Senna’Nir, first officer of the Keelah Si’yah, clenched his jaw. “How many of those sanitary collars did we stock in medbay, Yorrik?”
“With full knowledge that the answer will not satisfy: two.”
Senna rested one long arm against the glass and buried his face in his elbow. Everything hurt. He hadn’t known eyelashes could hurt. The universe was truly full of wonders. He shut his eyes and frowned beneath his mask. He happened to know, because he had told K to pin the information to his display, that in the seven hours since the Radial, six more hanar and thirty-four more drell had expired in their pods. Keelah Se’lai, will there be any drell left by the time we reach the Nexus?
“Yorrik, if what you’re saying is true, this is a fatal virus—”
“It isn’t,” insisted Non.
“—an apparently very fatal virus and you are trapped in a confined space with it.” All elcor hated confined spaces. It was the reason so few of them took to interstellar travel. But Yorrik was an exception, as he was to many things elcor. “Why aren’t you panicking?”
The elcor droned emotionlessly: “Panic: I am panicking.”
“There is no need for panic. This one is serene, despite the knowledge that the elcor is safe, while this one will almost certainly die in this very room,” crooned Ysses soothingly.
“That’s quite enough out of you, you overgrown flashlight,” Borbala cut in, fingering the firing mechanism on her shotgun thoughtfully. “Keep talking sweet to that superbug and I’m going to start thinking you had something to do with it.”
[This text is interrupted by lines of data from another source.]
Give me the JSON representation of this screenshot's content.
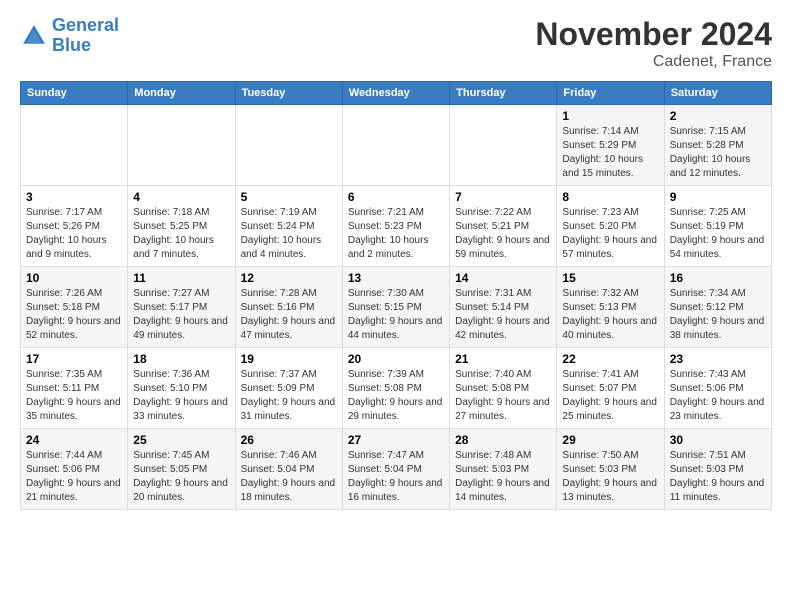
{
  "logo": {
    "line1": "General",
    "line2": "Blue"
  },
  "header": {
    "month": "November 2024",
    "location": "Cadenet, France"
  },
  "days_of_week": [
    "Sunday",
    "Monday",
    "Tuesday",
    "Wednesday",
    "Thursday",
    "Friday",
    "Saturday"
  ],
  "weeks": [
    [
      {
        "day": "",
        "info": ""
      },
      {
        "day": "",
        "info": ""
      },
      {
        "day": "",
        "info": ""
      },
      {
        "day": "",
        "info": ""
      },
      {
        "day": "",
        "info": ""
      },
      {
        "day": "1",
        "info": "Sunrise: 7:14 AM\nSunset: 5:29 PM\nDaylight: 10 hours and 15 minutes."
      },
      {
        "day": "2",
        "info": "Sunrise: 7:15 AM\nSunset: 5:28 PM\nDaylight: 10 hours and 12 minutes."
      }
    ],
    [
      {
        "day": "3",
        "info": "Sunrise: 7:17 AM\nSunset: 5:26 PM\nDaylight: 10 hours and 9 minutes."
      },
      {
        "day": "4",
        "info": "Sunrise: 7:18 AM\nSunset: 5:25 PM\nDaylight: 10 hours and 7 minutes."
      },
      {
        "day": "5",
        "info": "Sunrise: 7:19 AM\nSunset: 5:24 PM\nDaylight: 10 hours and 4 minutes."
      },
      {
        "day": "6",
        "info": "Sunrise: 7:21 AM\nSunset: 5:23 PM\nDaylight: 10 hours and 2 minutes."
      },
      {
        "day": "7",
        "info": "Sunrise: 7:22 AM\nSunset: 5:21 PM\nDaylight: 9 hours and 59 minutes."
      },
      {
        "day": "8",
        "info": "Sunrise: 7:23 AM\nSunset: 5:20 PM\nDaylight: 9 hours and 57 minutes."
      },
      {
        "day": "9",
        "info": "Sunrise: 7:25 AM\nSunset: 5:19 PM\nDaylight: 9 hours and 54 minutes."
      }
    ],
    [
      {
        "day": "10",
        "info": "Sunrise: 7:26 AM\nSunset: 5:18 PM\nDaylight: 9 hours and 52 minutes."
      },
      {
        "day": "11",
        "info": "Sunrise: 7:27 AM\nSunset: 5:17 PM\nDaylight: 9 hours and 49 minutes."
      },
      {
        "day": "12",
        "info": "Sunrise: 7:28 AM\nSunset: 5:16 PM\nDaylight: 9 hours and 47 minutes."
      },
      {
        "day": "13",
        "info": "Sunrise: 7:30 AM\nSunset: 5:15 PM\nDaylight: 9 hours and 44 minutes."
      },
      {
        "day": "14",
        "info": "Sunrise: 7:31 AM\nSunset: 5:14 PM\nDaylight: 9 hours and 42 minutes."
      },
      {
        "day": "15",
        "info": "Sunrise: 7:32 AM\nSunset: 5:13 PM\nDaylight: 9 hours and 40 minutes."
      },
      {
        "day": "16",
        "info": "Sunrise: 7:34 AM\nSunset: 5:12 PM\nDaylight: 9 hours and 38 minutes."
      }
    ],
    [
      {
        "day": "17",
        "info": "Sunrise: 7:35 AM\nSunset: 5:11 PM\nDaylight: 9 hours and 35 minutes."
      },
      {
        "day": "18",
        "info": "Sunrise: 7:36 AM\nSunset: 5:10 PM\nDaylight: 9 hours and 33 minutes."
      },
      {
        "day": "19",
        "info": "Sunrise: 7:37 AM\nSunset: 5:09 PM\nDaylight: 9 hours and 31 minutes."
      },
      {
        "day": "20",
        "info": "Sunrise: 7:39 AM\nSunset: 5:08 PM\nDaylight: 9 hours and 29 minutes."
      },
      {
        "day": "21",
        "info": "Sunrise: 7:40 AM\nSunset: 5:08 PM\nDaylight: 9 hours and 27 minutes."
      },
      {
        "day": "22",
        "info": "Sunrise: 7:41 AM\nSunset: 5:07 PM\nDaylight: 9 hours and 25 minutes."
      },
      {
        "day": "23",
        "info": "Sunrise: 7:43 AM\nSunset: 5:06 PM\nDaylight: 9 hours and 23 minutes."
      }
    ],
    [
      {
        "day": "24",
        "info": "Sunrise: 7:44 AM\nSunset: 5:06 PM\nDaylight: 9 hours and 21 minutes."
      },
      {
        "day": "25",
        "info": "Sunrise: 7:45 AM\nSunset: 5:05 PM\nDaylight: 9 hours and 20 minutes."
      },
      {
        "day": "26",
        "info": "Sunrise: 7:46 AM\nSunset: 5:04 PM\nDaylight: 9 hours and 18 minutes."
      },
      {
        "day": "27",
        "info": "Sunrise: 7:47 AM\nSunset: 5:04 PM\nDaylight: 9 hours and 16 minutes."
      },
      {
        "day": "28",
        "info": "Sunrise: 7:48 AM\nSunset: 5:03 PM\nDaylight: 9 hours and 14 minutes."
      },
      {
        "day": "29",
        "info": "Sunrise: 7:50 AM\nSunset: 5:03 PM\nDaylight: 9 hours and 13 minutes."
      },
      {
        "day": "30",
        "info": "Sunrise: 7:51 AM\nSunset: 5:03 PM\nDaylight: 9 hours and 11 minutes."
      }
    ]
  ]
}
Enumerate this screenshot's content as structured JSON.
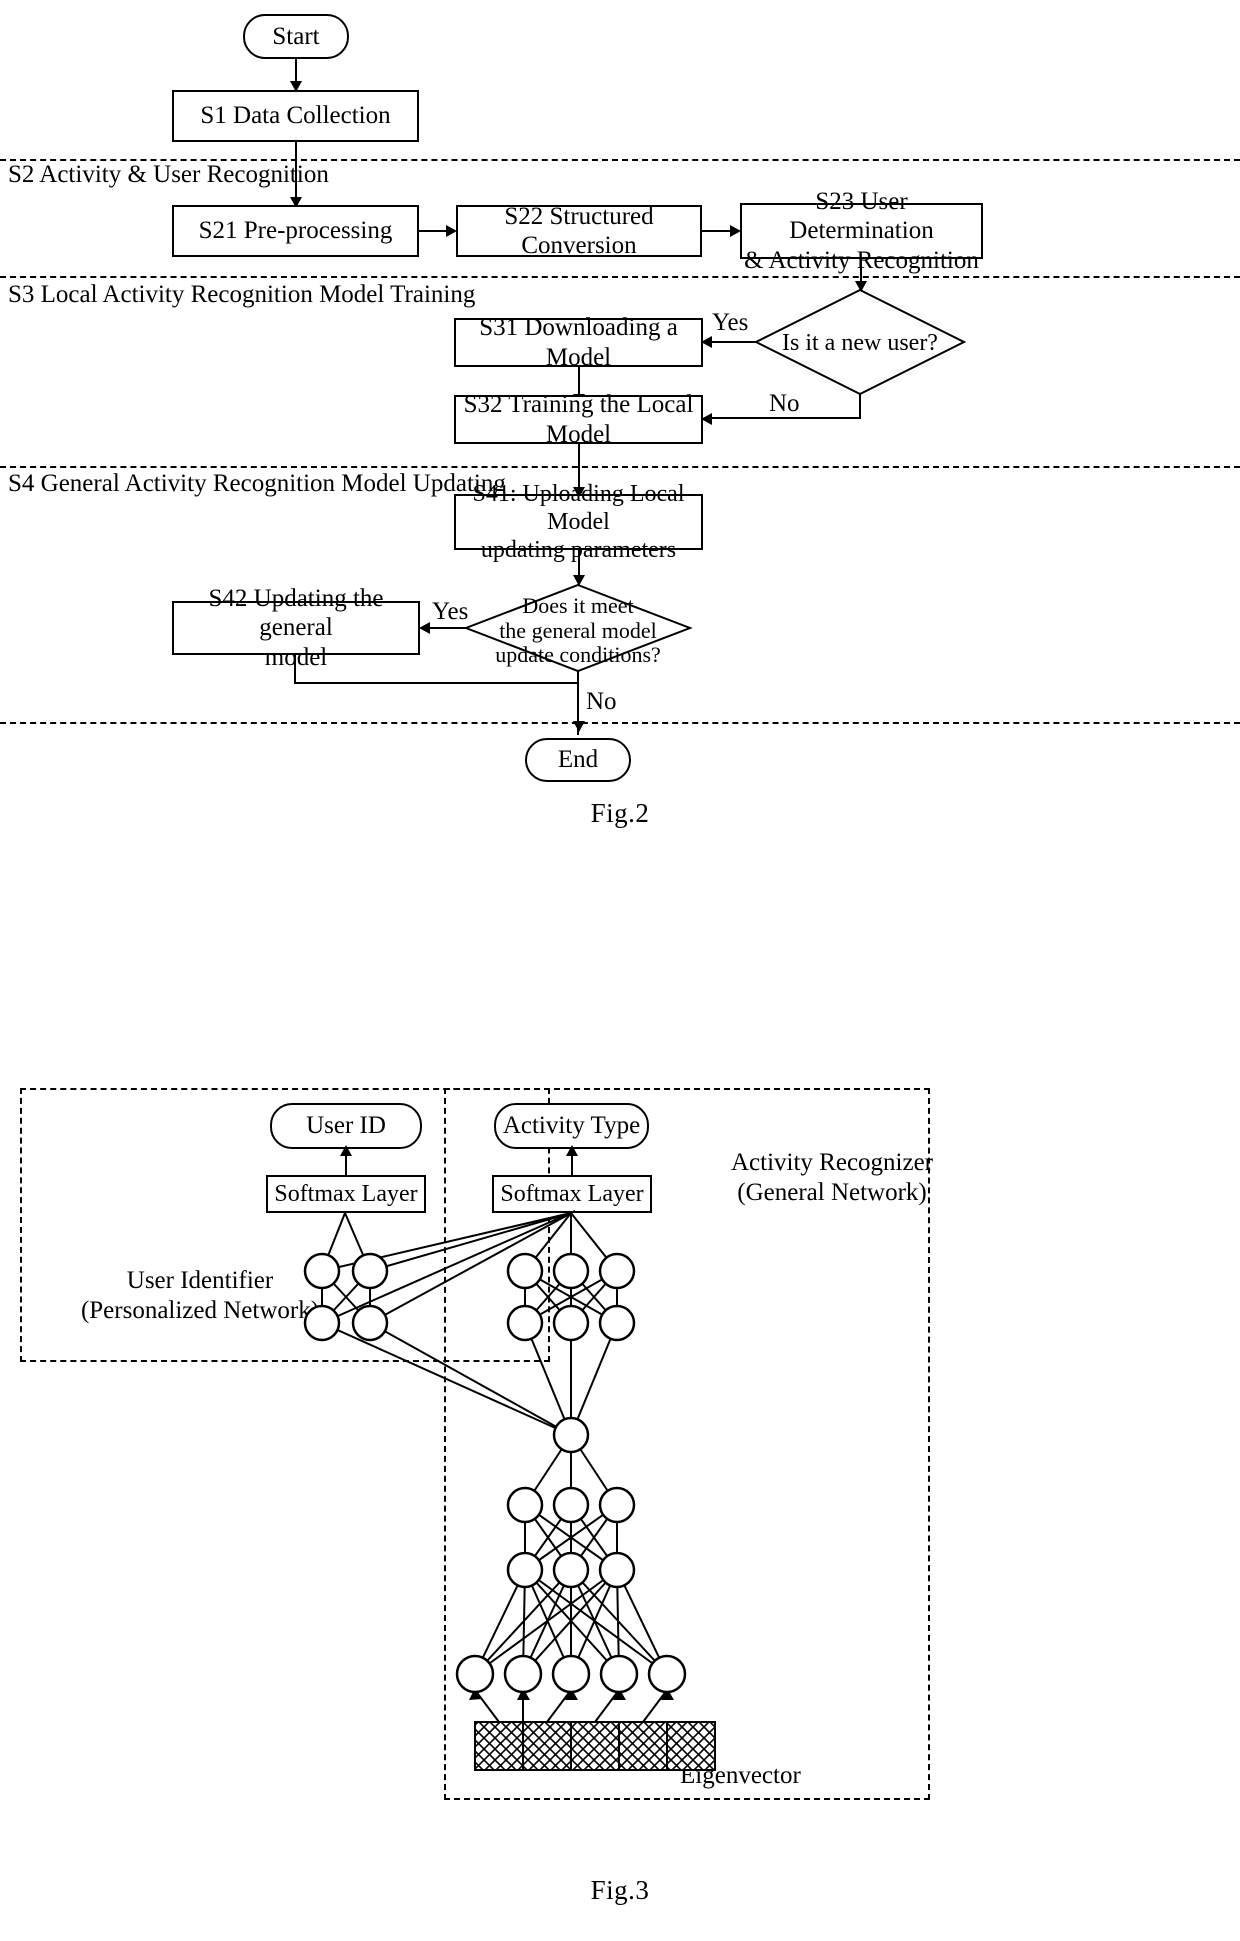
{
  "figures": [
    {
      "id": "fig2",
      "caption": "Fig.2",
      "type": "flowchart",
      "bands": [
        {
          "id": "s2",
          "label": "S2 Activity & User Recognition"
        },
        {
          "id": "s3",
          "label": "S3 Local Activity Recognition Model Training"
        },
        {
          "id": "s4",
          "label": "S4 General Activity Recognition Model Updating"
        }
      ],
      "nodes": {
        "start": "Start",
        "s1": "S1 Data Collection",
        "s21": "S21 Pre-processing",
        "s22": "S22 Structured Conversion",
        "s23_line1": "S23 User Determination",
        "s23_line2": "& Activity Recognition",
        "d1": "Is it a new user?",
        "s31": "S31 Downloading a Model",
        "s32": "S32 Training the Local Model",
        "s41_line1": "S41: Uploading Local Model",
        "s41_line2": "updating parameters",
        "d2_line1": "Does it meet",
        "d2_line2": "the general model",
        "d2_line3": "update conditions?",
        "s42_line1": "S42 Updating the general",
        "s42_line2": "model",
        "end": "End"
      },
      "edge_labels": {
        "d1_yes": "Yes",
        "d1_no": "No",
        "d2_yes": "Yes",
        "d2_no": "No"
      }
    },
    {
      "id": "fig3",
      "caption": "Fig.3",
      "type": "neural-network",
      "regions": [
        {
          "id": "user_identifier",
          "line1": "User Identifier",
          "line2": "(Personalized Network)"
        },
        {
          "id": "activity_recognizer",
          "line1": "Activity Recognizer",
          "line2": "(General Network)"
        }
      ],
      "nodes": {
        "user_id": "User ID",
        "activity_type": "Activity Type",
        "softmax_left": "Softmax Layer",
        "softmax_right": "Softmax Layer",
        "eigenvector": "Eigenvector"
      },
      "network": {
        "personalized_layers": [
          2,
          2
        ],
        "general_layers": [
          3,
          3,
          1,
          3,
          3,
          5
        ],
        "eigenvector_cells": 5
      }
    }
  ],
  "colors": {
    "stroke": "#000000",
    "background": "#ffffff"
  }
}
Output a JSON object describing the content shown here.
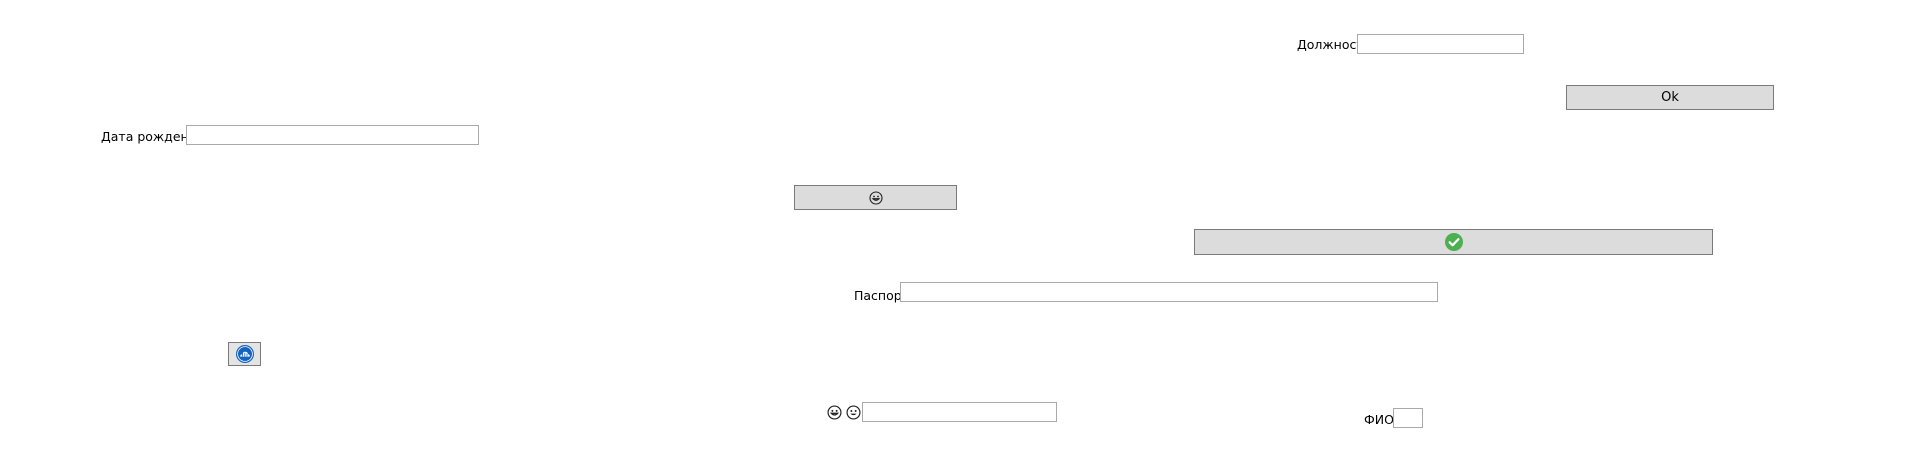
{
  "form": {
    "position_label": "Должность",
    "position_value": "",
    "ok_label": "Ok",
    "birthdate_label": "Дата рождения",
    "birthdate_value": "",
    "passport_label": "Паспорт",
    "passport_value": "",
    "fio_label": "ФИО",
    "fio_value": "",
    "emoji_field_value": ""
  },
  "icons": {
    "smiley_button_icon": "grinning-face-icon",
    "confirm_button_icon": "check-circle-icon",
    "cloud_button_icon": "blue-cloud-badge-icon",
    "emoji_label_icons": [
      "grinning-face-icon",
      "smiling-face-icon"
    ]
  },
  "colors": {
    "button_face": "#dcdcdc",
    "button_border": "#7a7a7a",
    "field_border": "#a9a9a9",
    "check_green": "#4caf50",
    "cloud_blue": "#1565c0"
  }
}
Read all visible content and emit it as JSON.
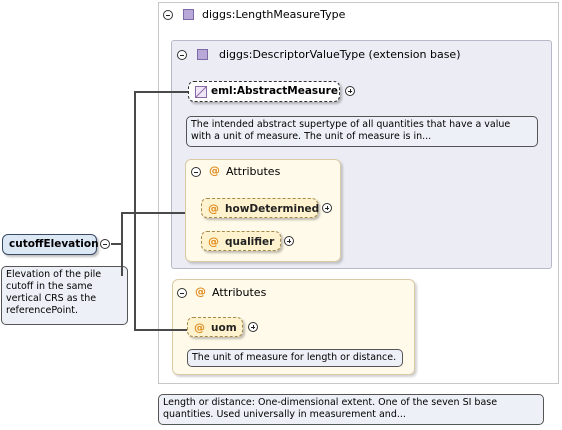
{
  "root": {
    "name": "cutoffElevation",
    "doc": "Elevation of the pile cutoff in the same vertical CRS as the referencePoint."
  },
  "type_panel": {
    "title": "diggs:LengthMeasureType",
    "doc": "Length or distance: One-dimensional extent. One of the seven SI base quantities. Used universally in measurement and..."
  },
  "base_panel": {
    "title": "diggs:DescriptorValueType (extension base)",
    "abstract_element": {
      "name": "eml:AbstractMeasure",
      "doc": "The intended abstract supertype of all quantities that have a value with a unit of measure. The unit of measure is in..."
    },
    "attributes": {
      "title": "Attributes",
      "items": [
        {
          "name": "howDetermined"
        },
        {
          "name": "qualifier"
        }
      ]
    }
  },
  "type_attributes": {
    "title": "Attributes",
    "items": [
      {
        "name": "uom",
        "doc": "The unit of measure for length or distance."
      }
    ]
  },
  "colors": {
    "element_fill": "#dde8f5",
    "attribute_fill": "#fff3cf",
    "attributes_panel": "#fffaea",
    "base_panel": "#ececf4",
    "type_icon": "#b7a8d8",
    "attribute_at": "#e08a1c"
  }
}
“This one respires and excretes innocence. This one would rather both galaxies burned from end to end than see the slightest harm done to the one called Kholai, who lies rotting before you. This one merely admires the tools the Enkindlers use to achieve their holy purpose.”
The batarian grimaced. “Right,” she said slowly. “Well, that’s just spectacular, Ysses, thank you so much for opening up to us and sharing your insight and unique point of view. Please never do it again.” She blew into her hands and rubbed them together to stay warm. “Listen up, you filthy farmers. Team Who makes it two for two on results.”
The drell stirred and snapped into an authoritative tone and posture. Senna had never seen anyone listen more vibrantly than she did. Anax explained about the shadow they had found on the cryobay footage. “It appears first about one hundred and fifty years ago. Whatever is happening has been happening much longer than we initially theorized. Similar shadows turned up on other parts of the ship: the mess hall, briefly, once on the bridge, a few times in engineering, twice on the residential decks. Never more than a shadow. A flicker. We almost missed it. We did miss it. We had to run back through years of recordings to find the other shadows once we saw the first one.” Her green brow furrowed.
“What is it, Therion?” Senna coaxed.